Health insurance exchanges are established, and subsidies for insurance premiums are given to individuals who buy a plan from an exchange and have a household modified adjusted gross income between 100% and 400% of the federal poverty line. Section 1401(36B) of PPACA explains that each subsidy will be provided as an advanceable, refundable tax credit and gives a formula for its calculation. A refundable tax credit is a way to provide government benefits to individuals who may have no tax liability (such as the earned income tax credit). The formula was changed in the amendments (HR 4872) passed March 23, 2010, in section 1001. To qualify for the subsidy, the beneficiaries cannot be eligible for other acceptable coverage. The U.S. Department of Health and Human Services (HHS) and Internal Revenue Service (IRS) on May 23, 2012, issued joint final rules regarding implementation of the new state-based health insurance exchanges to cover how the exchanges will determine eligibility for uninsured individuals and employees of small businesses seeking to buy insurance on the exchanges, as well as how the exchanges will handle eligibility determinations for low-income individuals applying for newly expanded Medicaid benefits. Premium caps have been delayed for a year on group plans, to give employers time to arrange new accounting systems, but the caps are still planned to take effect on schedule for insurance plans on the exchanges; the HHS and the Congressional Research Service calculated what the income-based premium caps for a "silver" healthcare plan for a family of four would be in 2014:
Two federally regulated "multi-state plans" (MSP)—one of which must be offered by a non-profit insurer, and the other cannot cover abortion services—become available in a majority of state health insurance exchanges. The MSPs must abide by the same federal regulations required of an individual state's qualified health plans on the exchanges, and must provide identical cover privileges and premiums in all states. MSPs will be phased in nationally, being available in 60% of all states in 2014, 70% in 2015, 85% in 2016, and 100% in 2017.
Section 2708 to the Public Health Service Act becomes effective, which prohibits patient eligibility waiting periods in excess of 90 days for group health plan coverage. The 90-day rule applies to all grandfathered and non-grandfathered group health plans and group health insurance issuers, including multiemployer health plans and single-employer group health plans pursuant to collective bargaining arrangements. Plans will still be allowed to impose eligibility requirements based on factors other than the lapse of time; for example, a health plan can restrict eligibility to employees who work at a particular location or who are in an eligible job classification. The waiting period limitation means that coverage must be effective no later than the 91st day after the employee satisfies the substantive eligibility requirements.
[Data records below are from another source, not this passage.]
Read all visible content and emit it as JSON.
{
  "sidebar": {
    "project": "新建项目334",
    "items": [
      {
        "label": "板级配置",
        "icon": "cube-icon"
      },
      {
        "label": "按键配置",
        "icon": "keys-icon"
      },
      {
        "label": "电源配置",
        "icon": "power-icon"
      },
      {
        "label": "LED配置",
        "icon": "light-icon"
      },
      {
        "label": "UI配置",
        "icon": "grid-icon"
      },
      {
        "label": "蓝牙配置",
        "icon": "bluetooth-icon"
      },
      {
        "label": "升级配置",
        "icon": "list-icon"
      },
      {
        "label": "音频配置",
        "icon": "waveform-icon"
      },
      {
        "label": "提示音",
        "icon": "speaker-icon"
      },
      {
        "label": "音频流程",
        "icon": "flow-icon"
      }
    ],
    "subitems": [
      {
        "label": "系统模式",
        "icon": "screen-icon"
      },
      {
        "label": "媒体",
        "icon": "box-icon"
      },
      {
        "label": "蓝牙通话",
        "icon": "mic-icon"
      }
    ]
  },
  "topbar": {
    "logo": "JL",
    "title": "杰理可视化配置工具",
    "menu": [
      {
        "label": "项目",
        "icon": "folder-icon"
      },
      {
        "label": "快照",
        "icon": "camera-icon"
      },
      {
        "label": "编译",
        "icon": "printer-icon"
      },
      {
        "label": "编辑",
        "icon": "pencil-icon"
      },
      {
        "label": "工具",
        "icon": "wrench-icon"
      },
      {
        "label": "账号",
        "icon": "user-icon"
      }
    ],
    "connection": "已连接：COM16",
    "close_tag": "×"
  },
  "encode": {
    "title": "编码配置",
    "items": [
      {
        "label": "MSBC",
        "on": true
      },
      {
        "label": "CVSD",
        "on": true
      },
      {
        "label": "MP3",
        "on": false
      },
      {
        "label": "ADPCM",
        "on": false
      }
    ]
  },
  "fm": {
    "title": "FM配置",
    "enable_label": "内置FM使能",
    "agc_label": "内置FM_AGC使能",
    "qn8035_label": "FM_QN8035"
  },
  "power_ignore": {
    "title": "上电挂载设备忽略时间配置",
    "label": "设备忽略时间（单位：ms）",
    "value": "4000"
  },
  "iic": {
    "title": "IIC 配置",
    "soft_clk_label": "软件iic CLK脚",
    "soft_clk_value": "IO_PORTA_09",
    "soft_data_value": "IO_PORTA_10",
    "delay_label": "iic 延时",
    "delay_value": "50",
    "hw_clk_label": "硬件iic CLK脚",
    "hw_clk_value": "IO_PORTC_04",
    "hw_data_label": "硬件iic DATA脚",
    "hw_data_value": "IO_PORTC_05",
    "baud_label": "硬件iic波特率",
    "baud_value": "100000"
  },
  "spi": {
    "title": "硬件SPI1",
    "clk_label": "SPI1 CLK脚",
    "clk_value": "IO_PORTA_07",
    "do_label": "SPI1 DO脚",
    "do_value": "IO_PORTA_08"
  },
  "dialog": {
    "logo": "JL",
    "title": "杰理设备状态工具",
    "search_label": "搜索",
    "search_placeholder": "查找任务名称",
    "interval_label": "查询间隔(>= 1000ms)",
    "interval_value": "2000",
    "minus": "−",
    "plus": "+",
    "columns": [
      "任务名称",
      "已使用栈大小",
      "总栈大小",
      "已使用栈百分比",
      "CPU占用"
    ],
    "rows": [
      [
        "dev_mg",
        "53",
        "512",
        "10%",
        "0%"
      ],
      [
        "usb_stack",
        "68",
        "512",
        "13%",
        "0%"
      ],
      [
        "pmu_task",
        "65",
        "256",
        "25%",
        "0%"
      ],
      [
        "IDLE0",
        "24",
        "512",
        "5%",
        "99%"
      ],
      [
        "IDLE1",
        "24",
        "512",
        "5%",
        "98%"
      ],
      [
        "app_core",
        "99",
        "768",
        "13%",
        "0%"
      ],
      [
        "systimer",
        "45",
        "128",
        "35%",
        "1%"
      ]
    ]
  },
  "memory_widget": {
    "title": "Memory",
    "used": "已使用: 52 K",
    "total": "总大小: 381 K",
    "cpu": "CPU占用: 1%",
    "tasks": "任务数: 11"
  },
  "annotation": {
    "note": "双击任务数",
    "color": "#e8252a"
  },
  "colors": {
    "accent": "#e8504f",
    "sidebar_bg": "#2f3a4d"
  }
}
Two years of tax credits will be offered to qualified small businesses. To receive the full benefit of a 50% premium subsidy, the small business must have an average payroll per full-time equivalent ("FTE") employee of no more than $50,000 and have no more than 25 FTEs. For the purposes of the calculation of FTEs, seasonal employees, and owners and their relations, are not considered. The subsidy is reduced by 3.35 percentage points per additional employee and 2 percentage points per additional $1,000 of average compensation. As an example, a 16 FTE firm with a $35,000 average salary would be entitled to a 10% premium subsidy.
A $2,000 per employee penalty will be imposed on employers with more than 50 full-time employees who do not offer health insurance to their full-time workers (as amended by the reconciliation bill) – the 'Employer mandate'. "Full-time" is defined as, with respect to any month, an employee who is employed on average at least 30 hours of service per week. In July 2013, the Obama administration announced this penalty would not be enforced until January 1, 2015.
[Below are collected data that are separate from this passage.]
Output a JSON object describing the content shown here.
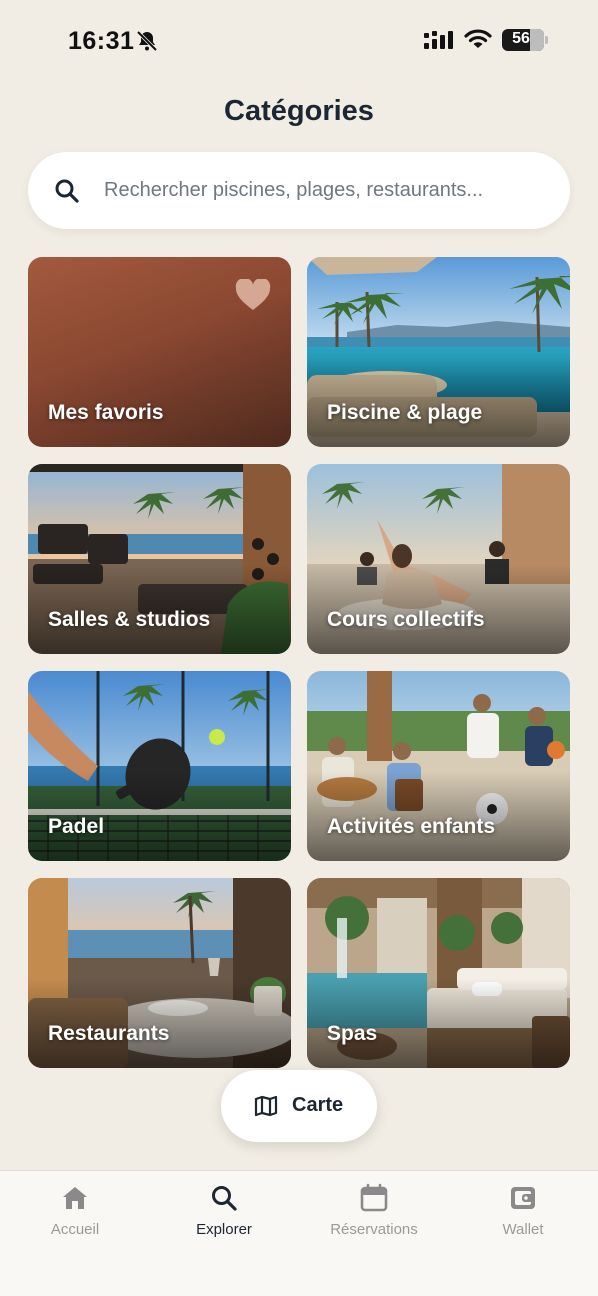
{
  "status_bar": {
    "time": "16:31",
    "battery": "56"
  },
  "page_title": "Catégories",
  "search": {
    "placeholder": "Rechercher piscines, plages, restaurants..."
  },
  "categories": [
    {
      "label": "Mes favoris"
    },
    {
      "label": "Piscine & plage"
    },
    {
      "label": "Salles & studios"
    },
    {
      "label": "Cours collectifs"
    },
    {
      "label": "Padel"
    },
    {
      "label": "Activités enfants"
    },
    {
      "label": "Restaurants"
    },
    {
      "label": "Spas"
    }
  ],
  "map_button": {
    "label": "Carte"
  },
  "bottom_nav": [
    {
      "label": "Accueil",
      "icon": "home-icon"
    },
    {
      "label": "Explorer",
      "icon": "search-icon",
      "active": true
    },
    {
      "label": "Réservations",
      "icon": "calendar-icon"
    },
    {
      "label": "Wallet",
      "icon": "wallet-icon"
    }
  ],
  "colors": {
    "background": "#f1ece4",
    "text": "#1c2733",
    "inactive": "#9a9a9a",
    "favorite_tile": "#8a4731"
  }
}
For employer-sponsored plans, a $2,000 maximum annual deductible is established for any plan covering a single individual or a $4,000 maximum annual deductible for any other plan (see 111HR3590ENR, section 1302). These limits can be increased under rules set in section 1302. This provision was repealed on April 1, 2014
To finance part of the new spending, spending and coverage cuts are made to Medicare Advantage, the growth of Medicare provider payments are slowed (in part through the creation of a new Independent Payment Advisory Board), Medicare and Medicaid drug reimbursement rates are decreased, and other Medicare and Medicaid spending is cut.
Members of Congress and their staff are only offered health care plans through the exchanges or plans otherwise established by the bill (instead of the Federal Employees Health Benefits Program that they currently use).
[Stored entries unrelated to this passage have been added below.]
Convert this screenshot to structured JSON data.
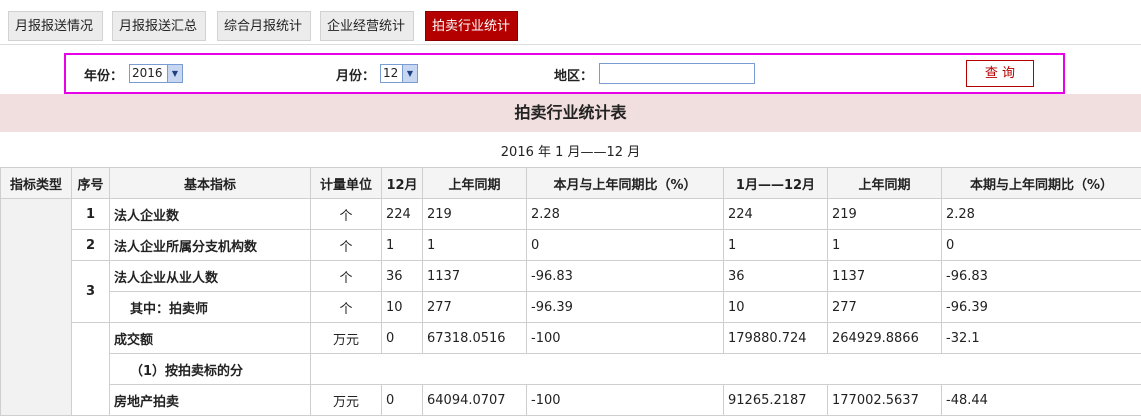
{
  "tabs": [
    "月报报送情况",
    "月报报送汇总",
    "综合月报统计",
    "企业经营统计",
    "拍卖行业统计"
  ],
  "filter": {
    "year_label": "年份：",
    "year_value": "2016",
    "month_label": "月份：",
    "month_value": "12",
    "region_label": "地区：",
    "region_value": "",
    "query_button": "查 询"
  },
  "report": {
    "title": "拍卖行业统计表",
    "period": "2016 年 1 月——12 月"
  },
  "table": {
    "headers": [
      "指标类型",
      "序号",
      "基本指标",
      "计量单位",
      "12月",
      "上年同期",
      "本月与上年同期比（%）",
      "1月——12月",
      "上年同期",
      "本期与上年同期比（%）"
    ],
    "rows": [
      {
        "seq": "1",
        "name": "法人企业数",
        "unit": "个",
        "m": "224",
        "m_prev": "219",
        "m_ratio": "2.28",
        "ytd": "224",
        "ytd_prev": "219",
        "ytd_ratio": "2.28"
      },
      {
        "seq": "2",
        "name": "法人企业所属分支机构数",
        "unit": "个",
        "m": "1",
        "m_prev": "1",
        "m_ratio": "0",
        "ytd": "1",
        "ytd_prev": "1",
        "ytd_ratio": "0"
      },
      {
        "seq": "3",
        "name": "法人企业从业人数",
        "unit": "个",
        "m": "36",
        "m_prev": "1137",
        "m_ratio": "-96.83",
        "ytd": "36",
        "ytd_prev": "1137",
        "ytd_ratio": "-96.83"
      },
      {
        "seq": "",
        "name": "其中：拍卖师",
        "unit": "个",
        "m": "10",
        "m_prev": "277",
        "m_ratio": "-96.39",
        "ytd": "10",
        "ytd_prev": "277",
        "ytd_ratio": "-96.39"
      },
      {
        "seq": "",
        "name": "成交额",
        "unit": "万元",
        "m": "0",
        "m_prev": "67318.0516",
        "m_ratio": "-100",
        "ytd": "179880.724",
        "ytd_prev": "264929.8866",
        "ytd_ratio": "-32.1"
      },
      {
        "seq": "",
        "name": "（1）按拍卖标的分",
        "unit": "",
        "m": "",
        "m_prev": "",
        "m_ratio": "",
        "ytd": "",
        "ytd_prev": "",
        "ytd_ratio": ""
      },
      {
        "seq": "",
        "name": "房地产拍卖",
        "unit": "万元",
        "m": "0",
        "m_prev": "64094.0707",
        "m_ratio": "-100",
        "ytd": "91265.2187",
        "ytd_prev": "177002.5637",
        "ytd_ratio": "-48.44"
      }
    ]
  }
}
A new excise tax goes into effect that is applicable to pharmaceutical companies and is based on the market share of the company; it is expected to create $2.5 billion in annual revenue.
Health insurance companies become subject to a new excise tax based on their market share; the rate gradually rises between 2014 and 2018 and thereafter increases at the rate of inflation. The tax is expected to yield up to $14.3 billion in annual revenue.
The qualifying medical expenses deduction for Schedule A tax filings increases from 7.5% to 10% of adjusted gross income (AGI) for taxpayers under age 65.
Consumer Operated and Oriented Plans (CO-OP), which are member-governed non-profit insurers, entitled to a 5-year federal loan, are permitted to start providing health care coverage.
The Community Living Assistance Services and Supports Act (CLASS Act) provision would have created a voluntary long-term care insurance program, but in October 2011 the Department of Health and Human Services announced that the provision was unworkable and would be dropped. The CLASS Act was repealed January 1, 2013.
Federal payments to disproportionate share hospitals, which are hospitals that treat large numbers of indigent patients, are reduced. The payments will subsequently be allowed rise based on the percentage of the population that is uninsured in each state.
CMS begins using the Medicare fee schedule to give larger payments to physicians who provide high-quality care compared with cost.
The "Employer Mandate" (originally scheduled to take effect on January 1, 2014) goes into effect for employers with 100 or more employees.
States are allowed to shift children eligible for care under the Children's Health Insurance Program to health care plans sold on their exchanges, as long as HHS approves.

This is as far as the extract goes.